Броню я оставил. Хоть Диконтра и предлагал забрать. Всё одно взамен им мне дать нечего. Да и что греха таить, в ней мне было как-то уверенней, спокойней, даже снимать не хотелось.
Решили только, что сильно светить ею не стоит, и в итоге мне выдали какой-то чёрный макинтош — длинный, плотно севший на кирасу, но при этом весьма удобный — с высоким стоячим воротом, одев и застегнув который, я вдруг почувствовал себя то ли Клериком Тетраграмматона из «Эквилибриума», то ли Нео из «Матрицы». В общем, получился натуральный прикид избранного, что немного подняло мне настроение.
Пользуясь оказией, решил заглянуть и к томящейся в застенках магической братии. Попроведать, как они там переносят нарко-магическую ломку, вызванную резкой отменой приёма Иквусовского эликсира.

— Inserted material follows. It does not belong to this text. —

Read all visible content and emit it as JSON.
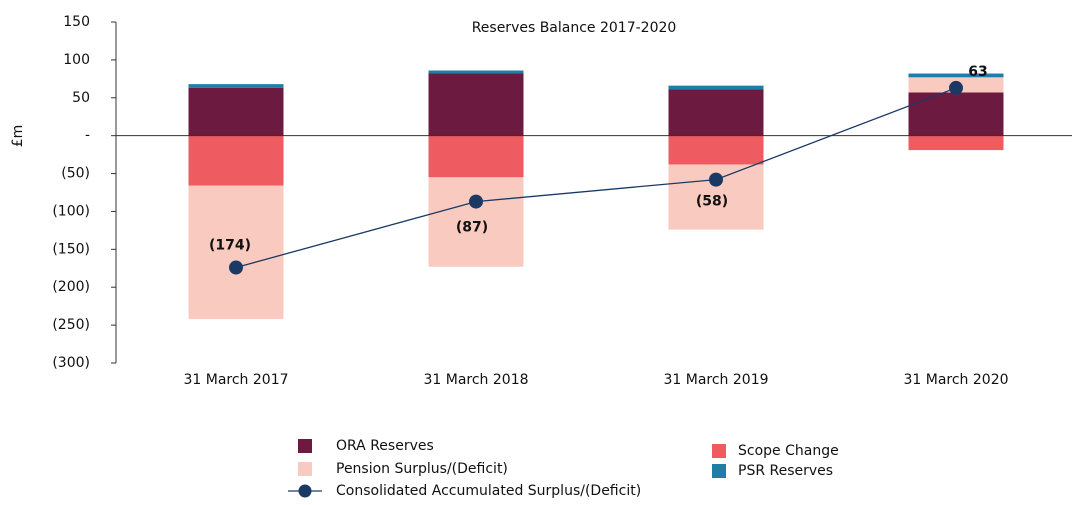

Невольно и с тихой грустью вспомнил я завхоза. Какой-никакой, а товарищ был, земляк. И так по-глупому всё вышло. Впрочем, понимание правильности моего поступка быстро это лёгкое чувство вины заглушило.
Спустившись в подвал управления, я кивнул скучающему в помещении охраны инквизитору и, отворив дверь, вошёл в камеру к архимагу. Ну как в камеру… Оглядев открывшиеся передо мной хоромы, сделавшие бы честь иному люксу моего мира, я только хмыкнул: с местом заключения они не ассоциировались никак.
Во-первых, каменные стены сплошь задрапированы расшитыми занавесками. «Портьеры», — вспомнил я правильное слово. Вместо жёстких деревянных топчанов стояли кровати с балдахинами, а по полу были раскатаны толстые ковры, которые, будь мы на Земле, я бы, наверное, назвал персидскими.
Архимаг отбывал срок не один — на всех по отдельности тут и камер бы не хватило, поэтому селили по пять. Так что гуляющие в народе слухи про необъятные казематы инквизиции были лишь слухами.
Я оглядел лежащих на кроватях и индифферентно пялящихся в потолок магов и, кашлянув, чтобы привлечь внимание, солидно произнёс:
— Приветствую! Как самочувствие?
Маги подняли головы, посмотрев сначала с недоумением, а потом и с узнаванием во взглядах. Пугающе синхронно их лица исказились в гримасе ненависти, и кто-то слабым голосом воскликнул:
— Это он! Бейте его!
— Да-да, — вторил ему другой, — нам только доползти да на пол его завалить, а там уж мы ему…
Следом в кирасу мне легонько тюкнулась еле доброшенная деревянная кружка, и я с удивлением посмотрел на её хозяина, свалившегося с тяжёлым дыханием обратно на постель, словно бы он только что лично закатил сизифов камень на вершину горы.
Это что же, они ослабели из-за подавляющего поля? Или это магическая ломка так действует?
— Не тратьте силы, коллеги, — устало попросил архимаг, также смеривший меня неодобрительным взглядом, — нам сейчас и кутёнку голову не свернуть. Вы что-то хотели, Павел Алексеевич?
— Да нет, просто зашёл спросить, как себя чувствуете, — испытывая лёгкие угрызения совести, ответил я.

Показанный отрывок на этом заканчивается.